The European Court of Auditors (ECA) said recently that the EU’s digital Covid-19 certificate helped facilitate travel in the Covid era but other tools did not.
According to the ECA report, the EU Digital Covid Certificate (EUDCC) helped coordinate travel restrictions between EU member states allowing travel to continue during the pandemic. More than 1.7 billion certificates had been issued by the end of March 2022.
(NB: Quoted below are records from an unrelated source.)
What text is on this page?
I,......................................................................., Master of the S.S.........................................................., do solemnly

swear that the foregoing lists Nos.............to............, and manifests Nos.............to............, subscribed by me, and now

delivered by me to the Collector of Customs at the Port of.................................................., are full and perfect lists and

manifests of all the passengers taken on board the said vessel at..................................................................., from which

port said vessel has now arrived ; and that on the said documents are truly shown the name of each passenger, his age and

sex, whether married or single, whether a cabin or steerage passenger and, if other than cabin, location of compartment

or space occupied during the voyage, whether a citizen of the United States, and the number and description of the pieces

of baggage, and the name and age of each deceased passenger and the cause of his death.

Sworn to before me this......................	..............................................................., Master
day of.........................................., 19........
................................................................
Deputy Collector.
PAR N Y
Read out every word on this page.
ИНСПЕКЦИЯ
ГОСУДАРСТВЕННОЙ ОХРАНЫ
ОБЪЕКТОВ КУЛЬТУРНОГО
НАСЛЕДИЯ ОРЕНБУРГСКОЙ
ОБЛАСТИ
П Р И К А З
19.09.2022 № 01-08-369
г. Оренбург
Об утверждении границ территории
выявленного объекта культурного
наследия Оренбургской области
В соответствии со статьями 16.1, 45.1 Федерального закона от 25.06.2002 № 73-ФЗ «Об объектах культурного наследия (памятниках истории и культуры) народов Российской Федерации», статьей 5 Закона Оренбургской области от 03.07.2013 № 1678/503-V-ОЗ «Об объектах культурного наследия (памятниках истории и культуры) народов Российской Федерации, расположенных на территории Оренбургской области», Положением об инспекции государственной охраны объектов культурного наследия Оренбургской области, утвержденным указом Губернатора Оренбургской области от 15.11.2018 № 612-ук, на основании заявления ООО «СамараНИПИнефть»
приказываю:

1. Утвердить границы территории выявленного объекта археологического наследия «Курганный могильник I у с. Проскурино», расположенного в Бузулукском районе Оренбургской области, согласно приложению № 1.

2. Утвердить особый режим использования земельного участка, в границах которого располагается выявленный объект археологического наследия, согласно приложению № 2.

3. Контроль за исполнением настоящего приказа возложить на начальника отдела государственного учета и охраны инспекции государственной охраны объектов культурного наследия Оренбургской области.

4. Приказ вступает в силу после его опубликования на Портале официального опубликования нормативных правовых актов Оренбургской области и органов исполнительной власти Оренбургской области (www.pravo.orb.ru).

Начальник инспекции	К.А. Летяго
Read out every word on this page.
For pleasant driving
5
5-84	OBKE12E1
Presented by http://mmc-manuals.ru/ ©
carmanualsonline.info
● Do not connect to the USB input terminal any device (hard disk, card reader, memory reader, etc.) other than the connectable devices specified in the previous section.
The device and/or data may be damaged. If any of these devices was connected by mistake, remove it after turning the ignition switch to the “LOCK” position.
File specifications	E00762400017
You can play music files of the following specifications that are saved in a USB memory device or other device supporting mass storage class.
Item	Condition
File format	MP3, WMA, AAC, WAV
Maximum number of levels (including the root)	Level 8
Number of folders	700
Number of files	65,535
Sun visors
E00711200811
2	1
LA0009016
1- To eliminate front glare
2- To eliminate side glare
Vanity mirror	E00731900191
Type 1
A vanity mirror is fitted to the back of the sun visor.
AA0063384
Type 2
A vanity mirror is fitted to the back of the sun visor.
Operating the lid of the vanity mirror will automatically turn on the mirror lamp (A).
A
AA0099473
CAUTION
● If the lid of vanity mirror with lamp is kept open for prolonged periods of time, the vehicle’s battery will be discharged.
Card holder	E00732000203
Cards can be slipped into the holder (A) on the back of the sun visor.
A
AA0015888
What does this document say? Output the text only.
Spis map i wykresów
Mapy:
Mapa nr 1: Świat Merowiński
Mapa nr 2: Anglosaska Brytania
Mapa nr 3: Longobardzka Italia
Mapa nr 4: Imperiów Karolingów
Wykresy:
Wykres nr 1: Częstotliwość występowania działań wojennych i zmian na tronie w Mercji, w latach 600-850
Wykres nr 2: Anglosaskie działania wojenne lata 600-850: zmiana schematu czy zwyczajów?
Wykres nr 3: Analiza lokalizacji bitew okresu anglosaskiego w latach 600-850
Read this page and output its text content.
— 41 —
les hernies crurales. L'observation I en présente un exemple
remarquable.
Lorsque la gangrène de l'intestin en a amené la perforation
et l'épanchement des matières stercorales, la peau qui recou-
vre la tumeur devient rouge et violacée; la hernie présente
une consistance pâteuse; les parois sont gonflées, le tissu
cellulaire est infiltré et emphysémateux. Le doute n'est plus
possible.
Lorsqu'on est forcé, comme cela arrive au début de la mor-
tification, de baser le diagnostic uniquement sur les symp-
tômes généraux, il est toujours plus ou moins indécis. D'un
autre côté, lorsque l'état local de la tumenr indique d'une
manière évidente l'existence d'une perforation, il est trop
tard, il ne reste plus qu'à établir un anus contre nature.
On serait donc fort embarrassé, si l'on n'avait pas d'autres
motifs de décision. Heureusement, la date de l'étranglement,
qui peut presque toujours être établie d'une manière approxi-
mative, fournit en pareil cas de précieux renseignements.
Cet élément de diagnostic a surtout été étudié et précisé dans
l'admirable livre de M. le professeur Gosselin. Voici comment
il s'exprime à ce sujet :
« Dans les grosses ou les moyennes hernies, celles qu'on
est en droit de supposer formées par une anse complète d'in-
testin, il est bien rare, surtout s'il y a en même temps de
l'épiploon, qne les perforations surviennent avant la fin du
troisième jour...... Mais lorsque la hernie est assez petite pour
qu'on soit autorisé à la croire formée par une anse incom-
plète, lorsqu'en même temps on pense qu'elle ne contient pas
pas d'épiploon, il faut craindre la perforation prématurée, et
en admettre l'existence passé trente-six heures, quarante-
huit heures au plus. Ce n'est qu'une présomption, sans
However other tools such as the PLF location forms did not have the desired results. According to the report, the EU allocated 71 million euros for the development of IT tools that would facilitate travel and help trace positive Covid-19 cases such as a contact-tracing gateway, the digital passenger locator forms (PLF) and a platform for member states to exchange information as well as the digital Covid certificate. The legality of the EU’s digital Covid certificate expires in June.
However, there was no consistent use of the tools by EU governments resulting in an uneven impact.
“It was crucial that all EU countries adopt common tools to coordinate free movement restrictions and facilitate travel despite the unprecedented situation we were faced with”, said Baudilio Tomé Muguruza, the ECA member responsible for the audit. “Not all EU tools were taken up by member states and the success of the EU Digital Covid Certificate was not reflected in other tools.”
Indicatively, the digital Covid certificate was the only tool used in all member states as well as by 45 non-EU countries and territories.
The auditors go on to add in their report, that the European Commission failed to manage resistance by certain EU states to use the tools due to data protection and other legal concerns.
The auditors are now calling on member countries to better prepare for the possibility of future emergencies. They cite lack of specific procedures for the use of these tools in the longer term, or for re-activating them quickly in the event that they are needed again.